Visualizing Youtube Ego Network Using Networkx

Published: Wed 12 July 2017

In Random.

Let’s install some stuff

In [ ]:
!pip install google-api-python-client networkx scipy numpy matplotlib

Now let’s import a bunch of stuff (most of it is to deal with oauth2) and have the graphs be displayed below when we print them.

In [ ]:
import os
import tempfile

import numpy as np
import scipy

from argparse import Namespace

import httplib2
from apiclient.discovery import build

from oauth2client.file import Storage
from oauth2client.tools import run_flow
from oauth2client.client import OAuth2WebServerFlow

import networkx as nx
import matplotlib.pyplot as plt
%matplotlib inline

Google’s API is stringly typed. And it’s totally cool.

I’m totally not irritated that these aren’t enumerated in your python library.

This is my not irritated voice.

In [ ]:
YOUTUBE_READONLY_SCOPE = "https://www.googleapis.com/auth/youtube.readonly"
YOUTUBE_API_SERVICE_NAME = "youtube"
YOUTUBE_API_VERSION = "v3"

Google wants to store the response/counter response in a file so you don’t have to reauthenticate. Which I get. But it wants to drop random files in your system, which I don’t like. So we’re going to hack around this by dropping them in the temporary directory, so that they’ll be cleaned up on reboot. Technically using this API, I should manually delete them.

In [ ]:
filename = tempfile.mkstemp()
os.close(filename[0])
filename = filename[1]

You’ll need an OAuth2 credentials which you can get from here following these instructions. The service object, built using the method build (imported from apiclient.discovery) is the only object we’ll be using for the rest. Everything else is just setup.

In [ ]:
client_id = '408396439838-o291hou2dra7l4i03vcg6ha6k7u8qk9b.apps.googleusercontent.com'
# Just use a normal string.

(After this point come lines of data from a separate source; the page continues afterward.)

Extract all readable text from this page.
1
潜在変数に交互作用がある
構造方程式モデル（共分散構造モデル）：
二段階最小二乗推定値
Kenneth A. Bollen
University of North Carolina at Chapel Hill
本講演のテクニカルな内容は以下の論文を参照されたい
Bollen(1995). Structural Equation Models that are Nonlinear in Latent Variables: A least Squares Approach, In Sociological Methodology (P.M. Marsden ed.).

I'm doing this so I don't leak credentials.
client_secret = os.getenv('YOUTUBE_CLIENT_SECRET')

kwargs = {"auth_uri":"https://accounts.google.com/o/oauth2/auth",
          "token_uri":"https://accounts.google.com/o/oauth2/token",
          "auth_provider_x509_cert_url":"https://www.googleapis.com/oauth2/v1/certs",
          "redirect_uris":["urn:ietf:wg:oauth:2.0:oob", "http://localhost"]}

flow = OAuth2WebServerFlow(client_id, client_secret, YOUTUBE_READONLY_SCOPE, **kwargs)

storage = Storage(filename)
credentials = storage.get()

args = Namespace(auth_host_name='localhost',
                 auth_host_port=[8080,8090],
                 noauth_local_webserver=False,
                 logging_level='ERROR')

if credentials is None or credentials.invalid:
    credentials = run_flow(flow, storage, args)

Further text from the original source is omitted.